A better approach is this: instead of developing a probability model prior to simulation, you can embed the execution process in the simulation itself. Points to consider are:

• According to FIFO matching algorithm, place your order at the end of the orders queue


• If your market data is MBO (market-by-order, aka order-by-order), you can compute exactly the place of your order in the queue as it evolves, and whether and when it would be executed


• If your market data is MBP (market-by-price), use a pessimistic approach and advance your order in the queue only when executions occur at its price level

While this approach is better, it has two major problems (i.e. sources of imprecision) like any other approach based on historical data:

• Latency. It's impossible to simulate the latency precisely. It's not consistent even if your trading strategy runs from an exchange co-location facility with an average RTT (round trip time) of 100 microseconds. And taking the "safe side" by configuring it in the simulation higher than average doesn't solve the problem.
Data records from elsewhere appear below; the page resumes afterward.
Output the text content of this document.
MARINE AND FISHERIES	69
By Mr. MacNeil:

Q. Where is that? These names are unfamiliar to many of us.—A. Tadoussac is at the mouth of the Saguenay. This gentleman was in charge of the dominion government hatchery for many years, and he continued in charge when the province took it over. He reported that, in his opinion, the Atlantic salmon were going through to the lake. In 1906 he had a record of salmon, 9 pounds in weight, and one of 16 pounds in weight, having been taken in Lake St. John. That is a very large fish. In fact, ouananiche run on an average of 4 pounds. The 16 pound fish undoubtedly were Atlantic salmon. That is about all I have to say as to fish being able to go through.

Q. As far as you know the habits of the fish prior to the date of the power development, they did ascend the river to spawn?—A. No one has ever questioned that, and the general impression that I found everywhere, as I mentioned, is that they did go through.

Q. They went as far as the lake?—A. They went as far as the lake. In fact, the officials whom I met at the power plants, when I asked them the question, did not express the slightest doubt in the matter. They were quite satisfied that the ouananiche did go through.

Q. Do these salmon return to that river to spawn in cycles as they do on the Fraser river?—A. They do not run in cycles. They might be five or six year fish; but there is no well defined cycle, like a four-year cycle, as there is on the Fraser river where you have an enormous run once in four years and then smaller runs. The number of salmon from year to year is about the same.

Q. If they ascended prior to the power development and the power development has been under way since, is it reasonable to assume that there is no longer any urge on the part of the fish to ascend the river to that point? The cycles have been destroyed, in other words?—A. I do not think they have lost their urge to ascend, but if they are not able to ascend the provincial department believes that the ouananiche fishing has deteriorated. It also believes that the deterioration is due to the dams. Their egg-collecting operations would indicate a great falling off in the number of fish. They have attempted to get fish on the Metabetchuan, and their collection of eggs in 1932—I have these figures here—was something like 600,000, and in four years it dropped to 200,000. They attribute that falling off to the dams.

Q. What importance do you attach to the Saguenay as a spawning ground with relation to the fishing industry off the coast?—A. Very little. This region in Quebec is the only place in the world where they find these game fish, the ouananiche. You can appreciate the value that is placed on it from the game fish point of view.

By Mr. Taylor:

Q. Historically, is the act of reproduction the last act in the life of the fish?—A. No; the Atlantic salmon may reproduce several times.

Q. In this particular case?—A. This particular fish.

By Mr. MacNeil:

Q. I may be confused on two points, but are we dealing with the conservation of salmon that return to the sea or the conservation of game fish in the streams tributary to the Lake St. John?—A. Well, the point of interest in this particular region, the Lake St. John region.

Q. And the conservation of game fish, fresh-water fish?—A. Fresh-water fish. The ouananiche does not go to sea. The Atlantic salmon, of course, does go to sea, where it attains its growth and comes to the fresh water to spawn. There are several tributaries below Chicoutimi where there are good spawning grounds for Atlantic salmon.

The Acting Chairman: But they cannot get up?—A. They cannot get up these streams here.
• Trading is a multiplayer interactive real-time game. The execution of your limit orders require aggressive orders of other market participants. But because your simulated orders are not present in the historical data, you cannot know how their presence would affect the decision of other traders to send such aggressive orders. A typical assumption here is: "my orders are relatively small, therefore the impact of their presence or absence is negligible". But it's a very poor assumption because this "game" is the definition of a chaotic system: "infinitesimal differences in the starting conditions lead to drastically different results as the system evolves", which is nicely illustrated by this animation:

I've called these two problems the "Most typical mistakes in Quantitative analysis in trading" and described in more details in a Market Mechanics article. In my opinion (and based on some practice), they make the results of any historical data based simulation unreliable. A much better chance have the trading strategies that are based on game theory, on some reasonable assumptions of how other market participants would respond to observable actions of others and on your own actions which you are the first one to know regardless of latency.